The health minister of the Democratic Republic of the Congo (DRC) announced six Ebola cases in the city of Mbandaka in Equateur Province in northwestern DRC. As of June 1, four of the six victims have died. These recent cases of Ebola represent DRC’s eleventh such outbreak since the disease first appeared in 1976.
Like most other countries, the DRC is also dealing with the COVID-19 pandemic, though with a relatively a small number of reported cases (about 3,500) and deaths (75) as of June 3. The two diseases are not related. Ebola is deadlier, but spreads less easily than COVID-19. The director general of the World Health Organization (WHO), Tedros Adhanom Ghebreyesus, tweeted “This outbreak is a reminder that #COVID19 is not the only health threat people face." In the far east of the country, about 750 miles away, an Ebola outbreak that began in August 2018 is close to being declared over, but efforts to snuff it out are complicated by ongoing security crises. A deadly measles outbreak has taken the lives of over 6,000 people since 2019.
WHO already had a presence in Mbandaka owing to a 2018 Ebola outbreak that killed thirty-three people there. With the latest outbreak, the WHO team is already involved in testing for Ebola and tracing the contacts of the victims of the disease. WHO states it is augmenting its personnel in Mbandaka in the next few days.

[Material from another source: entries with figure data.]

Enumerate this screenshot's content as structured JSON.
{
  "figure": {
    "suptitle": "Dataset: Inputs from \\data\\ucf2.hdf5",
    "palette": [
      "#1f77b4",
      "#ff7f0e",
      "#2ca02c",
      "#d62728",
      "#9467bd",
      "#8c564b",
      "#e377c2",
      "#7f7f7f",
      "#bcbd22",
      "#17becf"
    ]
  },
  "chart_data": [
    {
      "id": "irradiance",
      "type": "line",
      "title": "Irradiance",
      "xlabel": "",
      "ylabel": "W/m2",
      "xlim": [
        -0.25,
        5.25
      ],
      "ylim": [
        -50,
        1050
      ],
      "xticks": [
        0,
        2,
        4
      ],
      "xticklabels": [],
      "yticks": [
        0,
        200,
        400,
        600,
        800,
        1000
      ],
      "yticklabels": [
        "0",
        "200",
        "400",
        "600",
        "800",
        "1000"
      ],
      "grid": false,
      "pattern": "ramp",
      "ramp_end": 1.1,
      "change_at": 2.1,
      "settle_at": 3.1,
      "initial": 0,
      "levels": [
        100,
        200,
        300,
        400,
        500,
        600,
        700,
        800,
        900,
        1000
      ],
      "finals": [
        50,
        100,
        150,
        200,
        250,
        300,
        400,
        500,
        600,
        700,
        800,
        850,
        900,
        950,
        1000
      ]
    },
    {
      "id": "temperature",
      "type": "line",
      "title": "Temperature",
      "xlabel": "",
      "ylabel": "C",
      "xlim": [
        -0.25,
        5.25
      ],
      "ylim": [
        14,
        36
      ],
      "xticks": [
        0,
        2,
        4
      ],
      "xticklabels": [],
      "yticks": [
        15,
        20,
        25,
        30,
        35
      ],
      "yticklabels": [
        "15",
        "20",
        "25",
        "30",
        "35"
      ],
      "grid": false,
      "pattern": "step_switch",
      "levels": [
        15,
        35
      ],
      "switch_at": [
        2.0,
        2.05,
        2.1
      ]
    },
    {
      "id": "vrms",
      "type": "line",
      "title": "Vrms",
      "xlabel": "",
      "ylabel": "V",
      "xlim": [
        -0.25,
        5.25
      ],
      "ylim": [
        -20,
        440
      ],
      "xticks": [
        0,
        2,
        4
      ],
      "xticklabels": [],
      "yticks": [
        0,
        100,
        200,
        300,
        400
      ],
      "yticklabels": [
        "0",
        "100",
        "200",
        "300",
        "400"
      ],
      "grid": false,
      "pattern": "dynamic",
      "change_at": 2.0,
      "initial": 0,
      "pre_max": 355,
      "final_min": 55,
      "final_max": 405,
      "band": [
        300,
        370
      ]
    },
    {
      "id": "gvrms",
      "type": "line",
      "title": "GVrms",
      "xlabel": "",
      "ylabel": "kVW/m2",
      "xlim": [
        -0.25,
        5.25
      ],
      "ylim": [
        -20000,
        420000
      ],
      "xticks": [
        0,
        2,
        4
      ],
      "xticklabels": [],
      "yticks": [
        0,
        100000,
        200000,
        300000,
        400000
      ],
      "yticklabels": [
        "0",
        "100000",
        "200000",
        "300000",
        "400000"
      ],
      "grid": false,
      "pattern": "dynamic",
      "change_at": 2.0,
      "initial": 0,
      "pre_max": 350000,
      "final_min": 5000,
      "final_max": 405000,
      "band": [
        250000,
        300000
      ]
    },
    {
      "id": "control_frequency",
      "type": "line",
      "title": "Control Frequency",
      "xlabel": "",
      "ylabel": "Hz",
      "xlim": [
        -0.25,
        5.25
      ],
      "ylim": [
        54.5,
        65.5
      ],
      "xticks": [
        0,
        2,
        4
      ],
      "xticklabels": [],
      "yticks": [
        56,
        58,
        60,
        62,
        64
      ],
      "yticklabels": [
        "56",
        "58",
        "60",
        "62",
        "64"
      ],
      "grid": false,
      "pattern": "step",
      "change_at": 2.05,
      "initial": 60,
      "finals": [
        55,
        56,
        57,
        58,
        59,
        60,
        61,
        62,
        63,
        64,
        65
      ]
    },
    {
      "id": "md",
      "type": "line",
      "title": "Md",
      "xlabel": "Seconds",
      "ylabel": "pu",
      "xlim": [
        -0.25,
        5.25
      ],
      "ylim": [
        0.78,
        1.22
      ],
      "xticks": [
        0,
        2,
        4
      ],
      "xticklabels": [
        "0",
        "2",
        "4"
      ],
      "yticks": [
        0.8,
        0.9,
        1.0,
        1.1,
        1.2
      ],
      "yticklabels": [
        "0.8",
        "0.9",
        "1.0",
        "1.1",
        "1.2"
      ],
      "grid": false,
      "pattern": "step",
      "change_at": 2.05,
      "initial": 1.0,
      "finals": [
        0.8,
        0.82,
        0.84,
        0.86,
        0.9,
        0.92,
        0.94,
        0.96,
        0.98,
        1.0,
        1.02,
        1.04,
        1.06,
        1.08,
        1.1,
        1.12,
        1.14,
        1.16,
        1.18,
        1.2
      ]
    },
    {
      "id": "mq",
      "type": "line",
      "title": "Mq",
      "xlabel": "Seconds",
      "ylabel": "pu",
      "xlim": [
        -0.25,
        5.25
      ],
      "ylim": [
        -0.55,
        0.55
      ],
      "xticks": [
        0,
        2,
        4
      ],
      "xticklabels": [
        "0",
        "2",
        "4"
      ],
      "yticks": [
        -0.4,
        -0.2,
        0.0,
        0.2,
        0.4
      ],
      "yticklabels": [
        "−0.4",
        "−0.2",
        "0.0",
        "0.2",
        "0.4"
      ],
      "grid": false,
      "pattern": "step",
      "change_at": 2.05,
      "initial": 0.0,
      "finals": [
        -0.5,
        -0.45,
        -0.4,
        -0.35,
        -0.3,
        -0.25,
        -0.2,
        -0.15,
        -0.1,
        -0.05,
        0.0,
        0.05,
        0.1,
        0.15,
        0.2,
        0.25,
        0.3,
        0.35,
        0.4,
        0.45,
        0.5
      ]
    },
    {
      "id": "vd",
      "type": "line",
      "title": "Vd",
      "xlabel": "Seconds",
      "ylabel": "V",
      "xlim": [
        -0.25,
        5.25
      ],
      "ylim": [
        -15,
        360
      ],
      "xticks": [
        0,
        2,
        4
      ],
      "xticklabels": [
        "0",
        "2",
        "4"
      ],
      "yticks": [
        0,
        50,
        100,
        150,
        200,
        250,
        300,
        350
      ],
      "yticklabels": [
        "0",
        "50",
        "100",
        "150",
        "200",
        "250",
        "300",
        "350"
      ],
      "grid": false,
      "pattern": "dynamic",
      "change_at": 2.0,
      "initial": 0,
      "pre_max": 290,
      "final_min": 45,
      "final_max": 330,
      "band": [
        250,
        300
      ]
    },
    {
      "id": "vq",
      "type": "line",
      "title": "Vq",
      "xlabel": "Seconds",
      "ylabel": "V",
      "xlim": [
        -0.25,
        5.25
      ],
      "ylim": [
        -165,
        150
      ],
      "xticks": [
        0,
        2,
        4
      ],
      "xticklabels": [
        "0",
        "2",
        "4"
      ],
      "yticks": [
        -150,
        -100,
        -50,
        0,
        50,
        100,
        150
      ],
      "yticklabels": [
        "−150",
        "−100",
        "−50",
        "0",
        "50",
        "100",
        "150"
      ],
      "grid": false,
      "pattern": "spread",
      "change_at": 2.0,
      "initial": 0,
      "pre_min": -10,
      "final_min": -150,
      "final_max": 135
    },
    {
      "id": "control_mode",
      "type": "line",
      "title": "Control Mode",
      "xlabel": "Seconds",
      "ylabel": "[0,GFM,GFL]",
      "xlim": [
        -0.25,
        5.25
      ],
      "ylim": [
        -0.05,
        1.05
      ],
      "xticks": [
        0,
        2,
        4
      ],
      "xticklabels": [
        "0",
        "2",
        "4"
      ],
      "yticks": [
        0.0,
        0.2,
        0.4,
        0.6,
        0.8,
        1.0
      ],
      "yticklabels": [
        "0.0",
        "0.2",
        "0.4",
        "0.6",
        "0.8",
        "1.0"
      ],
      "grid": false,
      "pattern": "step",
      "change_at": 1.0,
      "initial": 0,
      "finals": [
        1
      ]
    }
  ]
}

Mbandaka is a trading city on the Congo river. Estimates of the population are around one million (official figures of little credibility are as low as three hundred thousand). Like many other African cities, the population has grown rapidly, with necessary infrastructure construction lagging far behind. Ebola is endemic in the rain forest, which is receding in the face of population pressure. Hence, regular recurrence of the disease, pending the success of vaccines, would seem to be inevitable.
This latest Ebola outbreak is a reminder of the crucial role played by the WHO is responding to disease in Africa. The DRC is one of the world's poorest countries, and parts of it are wracked by violence associated with warlordism. It is dependent on international assistance through the WHO in controlling Ebola. Whatever the organization's shortcomings, it plays an indispensable role in providing health care to people in the DRC and elsewhere.